Разве не характерен для нее весь этот утренний цирк? Это смущение в присутствии миссис Бартоломью, эти переживания, правильно или неправильно она поступает, этот ее поход, ее ноющие ноги — все оказалось пустой тратой времени! Кто еще, кроме нее, способен на такое поведение? Как же она от себя устала! Она наконец должна измениться. Все должно измениться…
С зажатыми в руке деньгами Анна перешла на другую сторону улицы: здесь перед чайным магазином женщина продавала нарциссы.
— Сколько стоят цветы?
Оказалось, три пенса букетик.
— Дайте один, пожалуйста.
Это было совершенно нелепо — взять и купить цветы. И нарциссы, тут же поникшие в ее руке, не стоили этих денег. Но хоть что-то… Она хотя бы сможет подарить цветы маме с папой. Она скажет: «Сегодня исполнилось семь лет с того дня, как мы уехали из Германии. Я дарю вам вот это…». И, может, цветы принесут им удачу. Может быть, папу попросят что-нибудь написать. Может, ему пришлют деньги. И вообще все пойдет по-другому. И все изменится из-за того, что она не истратила деньги на дорогу, а купила на них нарциссы. А даже если и не изменится, то мама с папой хотя бы обрадуются: цветы поднимут им настроение.
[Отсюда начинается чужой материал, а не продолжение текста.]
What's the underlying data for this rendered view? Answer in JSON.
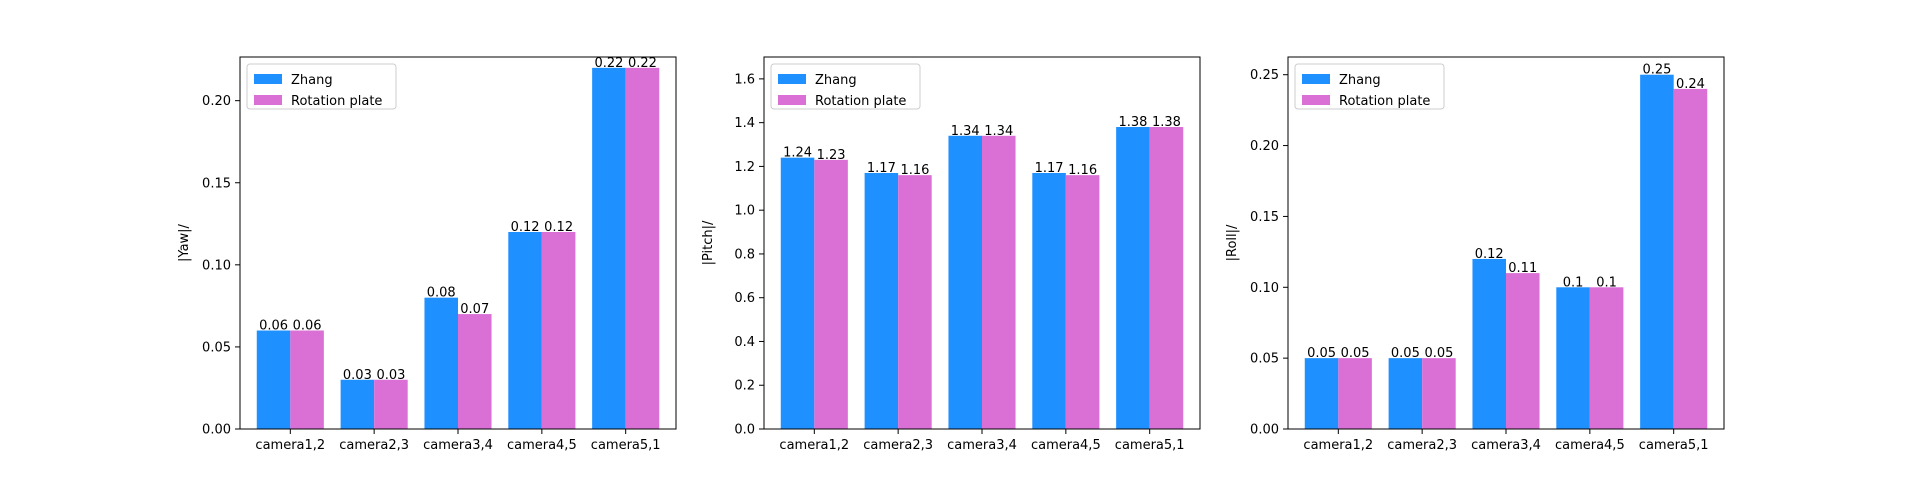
{
  "chart_data": [
    {
      "type": "bar",
      "categories": [
        "camera1,2",
        "camera2,3",
        "camera3,4",
        "camera4,5",
        "camera5,1"
      ],
      "series": [
        {
          "name": "Zhang",
          "values": [
            0.06,
            0.03,
            0.08,
            0.12,
            0.22
          ],
          "labels": [
            "0.06",
            "0.03",
            "0.08",
            "0.12",
            "0.22"
          ]
        },
        {
          "name": "Rotation plate",
          "values": [
            0.06,
            0.03,
            0.07,
            0.12,
            0.22
          ],
          "labels": [
            "0.06",
            "0.03",
            "0.07",
            "0.12",
            "0.22"
          ]
        }
      ],
      "title": "",
      "xlabel": "",
      "ylabel": "|Yaw|/",
      "ylim": [
        0,
        0.2266
      ],
      "yticks": [
        0.0,
        0.05,
        0.1,
        0.15,
        0.2
      ],
      "ytick_labels": [
        "0.00",
        "0.05",
        "0.10",
        "0.15",
        "0.20"
      ],
      "legend_position": "top-left",
      "grid": false
    },
    {
      "type": "bar",
      "categories": [
        "camera1,2",
        "camera2,3",
        "camera3,4",
        "camera4,5",
        "camera5,1"
      ],
      "series": [
        {
          "name": "Zhang",
          "values": [
            1.24,
            1.17,
            1.34,
            1.17,
            1.38
          ],
          "labels": [
            "1.24",
            "1.17",
            "1.34",
            "1.17",
            "1.38"
          ]
        },
        {
          "name": "Rotation plate",
          "values": [
            1.23,
            1.16,
            1.34,
            1.16,
            1.38
          ],
          "labels": [
            "1.23",
            "1.16",
            "1.34",
            "1.16",
            "1.38"
          ]
        }
      ],
      "title": "",
      "xlabel": "",
      "ylabel": "|Pitch|/",
      "ylim": [
        0,
        1.7
      ],
      "yticks": [
        0.0,
        0.2,
        0.4,
        0.6,
        0.8,
        1.0,
        1.2,
        1.4,
        1.6
      ],
      "ytick_labels": [
        "0.0",
        "0.2",
        "0.4",
        "0.6",
        "0.8",
        "1.0",
        "1.2",
        "1.4",
        "1.6"
      ],
      "legend_position": "top-left",
      "grid": false
    },
    {
      "type": "bar",
      "categories": [
        "camera1,2",
        "camera2,3",
        "camera3,4",
        "camera4,5",
        "camera5,1"
      ],
      "series": [
        {
          "name": "Zhang",
          "values": [
            0.05,
            0.05,
            0.12,
            0.1,
            0.25
          ],
          "labels": [
            "0.05",
            "0.05",
            "0.12",
            "0.1",
            "0.25"
          ]
        },
        {
          "name": "Rotation plate",
          "values": [
            0.05,
            0.05,
            0.11,
            0.1,
            0.24
          ],
          "labels": [
            "0.05",
            "0.05",
            "0.11",
            "0.1",
            "0.24"
          ]
        }
      ],
      "title": "",
      "xlabel": "",
      "ylabel": "|Roll|/",
      "ylim": [
        0,
        0.2625
      ],
      "yticks": [
        0.0,
        0.05,
        0.1,
        0.15,
        0.2,
        0.25
      ],
      "ytick_labels": [
        "0.00",
        "0.05",
        "0.10",
        "0.15",
        "0.20",
        "0.25"
      ],
      "legend_position": "top-left",
      "grid": false
    }
  ],
  "colors": {
    "zhang": "#1e90ff",
    "rotation_plate": "#da70d6",
    "axes": "#000000",
    "background": "#ffffff",
    "legend_border": "#cccccc"
  }
}
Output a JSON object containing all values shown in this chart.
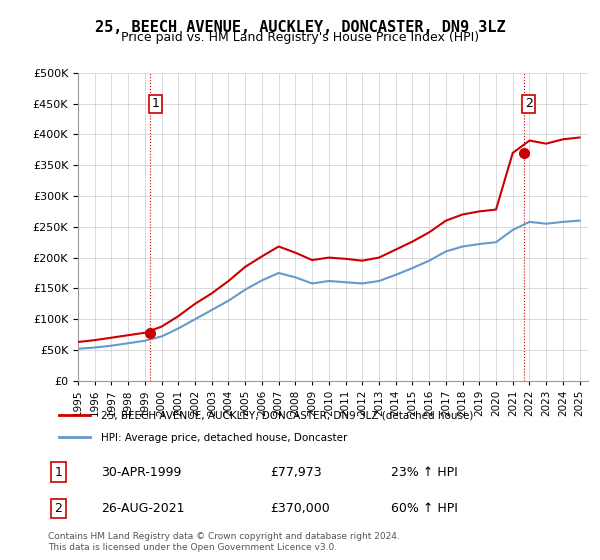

Анна толкнула входную дверь гостиницы «Континенталь», и старый портье, дремавший за стойкой, приветствовал ее по-немецки:
— Ваша мама уже беспокоилась, куда вы подевались.
Анна оглядела зал. Вокруг столиков на потертых кожаных стульях сидели постояльцы гостиницы — беженцы из Германии, Чехии, Польши, надеявшиеся, что их дела как-нибудь вдруг улучшатся. Но мамы среди них не было.
— Я поднимусь в ее комнату, — сказала Анна портье.
И тут же услышала:
— Анна!
Мама, с покрасневшим от волнения лицом, в глазах — тревога, выскочила из закутка, где стоял гостиничный телефон:
— Где тебя носило? Я только что звонила миссис Бартоломью. Мы думали, что-то случилось! Макс как раз здесь. Он задержался немного — так хотел с тобой увидеться!
— Макс? Он в Лондоне?
— Его подбросил один из кембриджских друзей, — мама наконец успокоилась — как всегда, стоило ей заговорить о своем замечательном сыне. — Он приехал сюда в первый раз и сразу встретил друзей. Друзей-англичан, конечно. Теперь они собираются вместе обратно, — это мама добавила специально для сведения тех немцев, поляков и греков, которые могли ее слышать.
Когда они поднимались по лестнице, мама заметила в руках Анны нарциссы.
— Что это?
— Я купила.
— Купила?! — вскричала мама.
Но ей помешали дать волю негодованию: из туалета появился поляк среднего возраста.
— А! Отыскалась пропавшая! — отметил он с удовлетворением, оглядывая Анну. — Я говорил вам, мадам: она просто задержалась, — и вскоре поляк скрылся в своем номере в другом конце коридора.
Анна вспыхнула:
— Я опоздала не так уж сильно.
Но мама заторопилась: времени у них было немного.
Папина комната находилась на верхнем этаже. Когда они вошли, Анна чуть не споткнулась о Макса, сидевшего на краю кровати как раз напротив двери.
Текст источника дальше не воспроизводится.